Researchers from the Group for Research and Assessment of Psoriasis and Psoriatic Arthritis (GRAPPA) examining ultrasound scoring instruments for the assessment of enthesitis in psoriatic arthritis (PsA) found that despite development of multiple ultrasound scoring systems for use in spondyloarthritis (SpA), most have not been validated for PsA and none passed the PsA Outcome Measures in Rheumatology (OMERACT) filter, according to findings published in The Journal of Rheumatology.
Most ultrasound scoring instruments have focused on SpA rather than PsA, without offering information about patient-level entheseal burden. Investigators sought to evaluate the validity of musculoskeletal ultrasound instruments and identify knowledge gaps that require the further development of tools for the diagnosis and management of PsA-related enthesitis.
A systematic literature review searched the Cochrane, EMBase and PubMed databases for studies involving enthesitis, ultrasound, PsA, or SpA. Researchers extracted data on the properties of the sonographic enthesitis instruments used in each study following components of the OMERACT filter, including feasibility, reliability, validity, and treatment response.

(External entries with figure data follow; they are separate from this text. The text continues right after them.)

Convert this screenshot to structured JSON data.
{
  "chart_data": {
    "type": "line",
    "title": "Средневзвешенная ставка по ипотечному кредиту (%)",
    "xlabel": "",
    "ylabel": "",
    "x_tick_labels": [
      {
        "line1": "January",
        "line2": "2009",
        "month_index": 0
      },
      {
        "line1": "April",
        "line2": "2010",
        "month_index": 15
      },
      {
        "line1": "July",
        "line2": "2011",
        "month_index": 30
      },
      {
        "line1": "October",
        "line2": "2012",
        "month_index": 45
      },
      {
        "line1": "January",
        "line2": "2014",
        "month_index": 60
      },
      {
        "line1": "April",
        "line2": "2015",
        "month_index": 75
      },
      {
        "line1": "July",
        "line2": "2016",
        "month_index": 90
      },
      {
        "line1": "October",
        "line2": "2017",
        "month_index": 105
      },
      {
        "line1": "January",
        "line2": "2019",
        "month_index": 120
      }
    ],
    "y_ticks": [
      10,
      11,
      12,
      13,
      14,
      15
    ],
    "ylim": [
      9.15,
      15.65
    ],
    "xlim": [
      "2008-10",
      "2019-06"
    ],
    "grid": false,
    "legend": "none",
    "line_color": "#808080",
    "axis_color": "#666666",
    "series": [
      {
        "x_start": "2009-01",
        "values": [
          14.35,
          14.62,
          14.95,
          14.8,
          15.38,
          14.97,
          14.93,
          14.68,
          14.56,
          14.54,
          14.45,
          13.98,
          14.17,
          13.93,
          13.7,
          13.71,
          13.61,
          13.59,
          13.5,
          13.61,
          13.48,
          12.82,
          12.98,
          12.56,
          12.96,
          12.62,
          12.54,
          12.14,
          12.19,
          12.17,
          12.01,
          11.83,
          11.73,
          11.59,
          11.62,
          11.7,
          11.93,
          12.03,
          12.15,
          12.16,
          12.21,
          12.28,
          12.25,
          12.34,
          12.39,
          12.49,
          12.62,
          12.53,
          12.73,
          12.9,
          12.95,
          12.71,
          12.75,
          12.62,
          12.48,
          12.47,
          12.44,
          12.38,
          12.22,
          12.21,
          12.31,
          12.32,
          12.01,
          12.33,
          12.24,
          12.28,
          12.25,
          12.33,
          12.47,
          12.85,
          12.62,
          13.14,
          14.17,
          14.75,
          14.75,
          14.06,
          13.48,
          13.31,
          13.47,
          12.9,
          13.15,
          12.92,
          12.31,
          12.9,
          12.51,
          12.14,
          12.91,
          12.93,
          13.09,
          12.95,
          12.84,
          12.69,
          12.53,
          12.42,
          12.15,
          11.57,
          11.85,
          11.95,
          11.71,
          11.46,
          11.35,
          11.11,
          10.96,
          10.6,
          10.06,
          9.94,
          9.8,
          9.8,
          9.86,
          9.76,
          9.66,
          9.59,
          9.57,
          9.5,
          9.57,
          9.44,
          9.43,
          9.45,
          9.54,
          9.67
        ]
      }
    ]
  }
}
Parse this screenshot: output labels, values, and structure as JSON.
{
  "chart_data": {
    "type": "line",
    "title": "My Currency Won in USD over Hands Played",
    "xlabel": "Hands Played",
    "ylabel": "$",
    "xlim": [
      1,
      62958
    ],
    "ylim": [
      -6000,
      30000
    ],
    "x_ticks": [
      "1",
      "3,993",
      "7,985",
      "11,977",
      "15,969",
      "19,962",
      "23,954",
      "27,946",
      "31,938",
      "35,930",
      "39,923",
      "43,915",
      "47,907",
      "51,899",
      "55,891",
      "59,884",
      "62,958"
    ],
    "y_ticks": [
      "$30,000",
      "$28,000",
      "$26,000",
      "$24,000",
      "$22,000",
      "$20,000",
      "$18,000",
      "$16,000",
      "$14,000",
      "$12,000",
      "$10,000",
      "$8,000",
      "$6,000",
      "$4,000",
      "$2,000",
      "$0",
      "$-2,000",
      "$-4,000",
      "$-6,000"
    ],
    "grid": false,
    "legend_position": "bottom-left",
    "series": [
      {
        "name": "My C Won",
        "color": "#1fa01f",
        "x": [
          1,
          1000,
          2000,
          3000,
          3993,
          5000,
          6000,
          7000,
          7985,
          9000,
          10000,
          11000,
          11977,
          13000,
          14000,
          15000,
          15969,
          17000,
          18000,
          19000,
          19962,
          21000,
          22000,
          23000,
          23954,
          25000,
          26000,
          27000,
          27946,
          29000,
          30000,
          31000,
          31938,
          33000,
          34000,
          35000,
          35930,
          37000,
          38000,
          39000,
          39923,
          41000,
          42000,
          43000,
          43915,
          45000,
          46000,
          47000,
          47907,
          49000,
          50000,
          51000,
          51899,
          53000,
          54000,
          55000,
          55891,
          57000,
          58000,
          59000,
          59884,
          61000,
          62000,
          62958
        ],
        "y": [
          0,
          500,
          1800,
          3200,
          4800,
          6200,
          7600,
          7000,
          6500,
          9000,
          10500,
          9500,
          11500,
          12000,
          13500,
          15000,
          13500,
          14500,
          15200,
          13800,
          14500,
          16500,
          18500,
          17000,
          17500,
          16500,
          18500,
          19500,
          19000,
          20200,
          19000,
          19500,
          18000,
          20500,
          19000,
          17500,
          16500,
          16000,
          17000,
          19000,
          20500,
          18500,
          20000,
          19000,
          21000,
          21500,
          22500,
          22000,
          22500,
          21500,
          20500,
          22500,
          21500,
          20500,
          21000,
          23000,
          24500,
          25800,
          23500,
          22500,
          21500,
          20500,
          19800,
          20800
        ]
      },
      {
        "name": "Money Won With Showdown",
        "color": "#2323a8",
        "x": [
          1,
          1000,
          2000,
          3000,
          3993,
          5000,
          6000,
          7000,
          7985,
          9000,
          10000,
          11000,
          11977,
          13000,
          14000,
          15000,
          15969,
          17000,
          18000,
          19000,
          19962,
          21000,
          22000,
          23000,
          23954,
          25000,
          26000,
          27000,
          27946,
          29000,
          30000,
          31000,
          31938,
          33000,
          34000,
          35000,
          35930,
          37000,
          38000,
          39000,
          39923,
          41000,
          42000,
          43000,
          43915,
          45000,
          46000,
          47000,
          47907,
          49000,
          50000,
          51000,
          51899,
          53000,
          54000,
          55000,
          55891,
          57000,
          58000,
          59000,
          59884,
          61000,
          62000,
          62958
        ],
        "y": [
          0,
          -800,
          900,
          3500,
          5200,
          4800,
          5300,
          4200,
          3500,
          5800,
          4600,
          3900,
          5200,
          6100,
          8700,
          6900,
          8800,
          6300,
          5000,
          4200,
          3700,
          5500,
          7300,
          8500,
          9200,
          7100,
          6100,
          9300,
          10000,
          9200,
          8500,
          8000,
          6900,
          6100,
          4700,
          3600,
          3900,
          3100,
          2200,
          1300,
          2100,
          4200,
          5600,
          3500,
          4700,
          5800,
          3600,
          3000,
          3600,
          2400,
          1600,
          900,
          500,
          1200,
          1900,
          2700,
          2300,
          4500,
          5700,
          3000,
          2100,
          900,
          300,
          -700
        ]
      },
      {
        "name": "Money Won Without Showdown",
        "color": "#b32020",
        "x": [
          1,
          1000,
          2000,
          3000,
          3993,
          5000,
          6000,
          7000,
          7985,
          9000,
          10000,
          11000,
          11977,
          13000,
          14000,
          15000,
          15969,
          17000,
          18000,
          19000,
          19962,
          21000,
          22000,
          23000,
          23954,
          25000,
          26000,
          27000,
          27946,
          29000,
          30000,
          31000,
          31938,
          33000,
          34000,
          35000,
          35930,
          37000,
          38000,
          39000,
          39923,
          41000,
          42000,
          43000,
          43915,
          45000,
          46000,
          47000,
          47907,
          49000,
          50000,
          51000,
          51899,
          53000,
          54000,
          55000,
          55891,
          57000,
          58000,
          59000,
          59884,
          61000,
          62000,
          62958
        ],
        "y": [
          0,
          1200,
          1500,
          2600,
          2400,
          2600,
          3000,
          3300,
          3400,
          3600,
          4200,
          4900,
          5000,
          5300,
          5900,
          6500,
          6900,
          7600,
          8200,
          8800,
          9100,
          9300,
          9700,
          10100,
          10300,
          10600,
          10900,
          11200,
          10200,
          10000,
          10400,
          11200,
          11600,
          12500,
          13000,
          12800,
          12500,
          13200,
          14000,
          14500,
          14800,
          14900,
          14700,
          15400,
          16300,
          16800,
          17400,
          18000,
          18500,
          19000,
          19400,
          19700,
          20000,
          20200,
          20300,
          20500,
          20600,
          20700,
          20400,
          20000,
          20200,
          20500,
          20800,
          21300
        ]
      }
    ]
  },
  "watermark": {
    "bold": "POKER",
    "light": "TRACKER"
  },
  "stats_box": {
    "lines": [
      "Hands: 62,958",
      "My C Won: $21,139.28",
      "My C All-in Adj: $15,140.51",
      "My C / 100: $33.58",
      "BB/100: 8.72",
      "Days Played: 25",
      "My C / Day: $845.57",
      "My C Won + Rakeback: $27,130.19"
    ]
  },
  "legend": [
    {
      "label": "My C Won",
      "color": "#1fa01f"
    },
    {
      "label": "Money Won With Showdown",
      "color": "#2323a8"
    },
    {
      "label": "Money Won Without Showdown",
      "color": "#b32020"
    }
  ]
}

From a total of 310 full-text studies, 51 were selected for further analysis, of which 35% assessed patients with PsA specifically. The remaining manuscripts involved SpA (33%), ankylosing spondylitis (19.6%), psoriasis (9.8%), and juvenile idiopathic arthritis (1 study). Most reports (88.2%) included Doppler evaluation as part of their ultrasound instruments.
There was only a single ultrasound enthesitis scoring tool (PsASon-score) developed and validated specifically for PsA. In the 8 (15.6%) reports that included feasibility, the time needed to assess entheses ranged from 15 to 90 minutes. Biomarker-related construct validity was analyzed in only 1 (2%) study, while clinical examination was used for this purpose in 11 (21.5%) studies. None of the trials used imaging to analyze construct validity. In addition, there were only 2 (4%) studies that explored PsA discriminative validity, and in 7 (13.7%) that looked at treatment responsiveness, none were conducted on PsA populations.
Major limitations of the studies in the analysis included lack of standardization across trials and knowledge gaps regarding validity in PsA enthesitis. In addition, all but 1 instrument were developed for use in axial SpA rather than PsA, most studies used small samples, instruments were based on expert opinion vs hard data, and a wide variation of entheseal sites existed across studies, with most focusing on the lower extremities. Scoring instruments were also limited in terms of identifying active vs inactive disease and evaluating treatment responsiveness.
The authors noted that, “some of these instruments have been validated in patients with SpA; however, the validity of these tools in PsA is largely unknown.” They also added, “There is a need for a well-validated instrument for assessment of sonographic enthesitis in PsA that includes the unique features of PsA and will assist in diagnosis, disease burden quantification, clinical decisions, and prognosis.”
Reference
Elalouf O, Ureyen SB, Touma Z, et al. Psoriatic arthritis sonographic enthesitis instruments: a systematic review of the literature. J Rheumatol. 2018;45(7):1-14.